Coherus, Junshi eye FDA finish line after agency finally conducts plant inspection

It's been a long road for PD-1 partners Coherus BioSciences and Junshi Biosciences since their FDA rejection for cancer drug toripalimab more than a year ago, but the companies appear to be nearing the regulatory finish line in the U.S.

Wednesday, Coherus said in a Securities and Exchange Commission filing that the U.S. FDA "successfully completed the required pre-licensing inspection" of Junshi's manufacturing site in China. The FDA made three observations about plant deficiencies, but Coherus believes those are "readily addressable." 

The partners plan to submit their response to the FDA in the coming weeks. Coherus says it's planning to launch toripalimab in the U.S. after a potential FDA approval.

The inspection comes after multiple regulatory delays. In May 2022, the FDA rejected the drug and requested a quality process change. At the time, the companies noted that a resubmission would take about six months because plant inspections had been delayed by travel restrictions.

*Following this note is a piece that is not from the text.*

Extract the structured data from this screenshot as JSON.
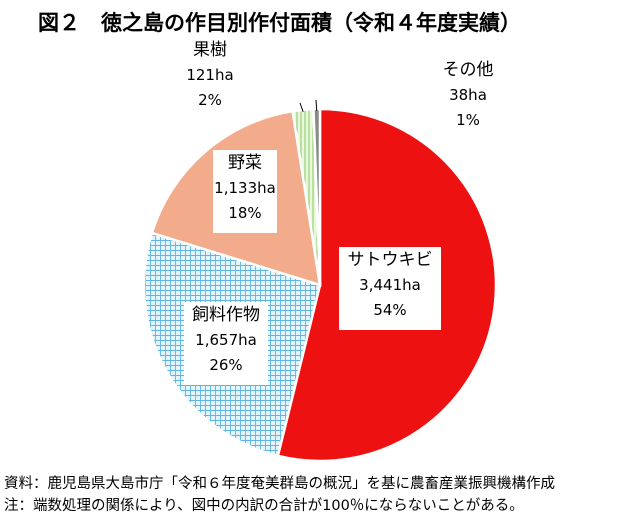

After the partners made the change and resubmitted their application, the agency set a new target action date in late December 2022. But the review was stalled again because FDA staffers couldn’t conduct a timely inspection.

Then in March 2023, Coherus said the FDA's plant inspection for Junshi had finally been scheduled for the second quarter of the year. 

Toripalimab is approved in China in six indications. In the U.S., Coherus and Junshi are targeting an FDA nod in recurrent or metastatic nasopharyngeal carcinoma, a rare type of head and neck cancer. If approved, the drug would be the first in the PD-1 class for this use.

Coherus and Junshi were not the only companies with drug applications that were affected by COVID-related travel restrictions in recent years. Other companies to face similar setbacks include partners Novartis and BeiGene plus Spectrum Pharmaceuticals, the now-bankrupt Zosano and GSK.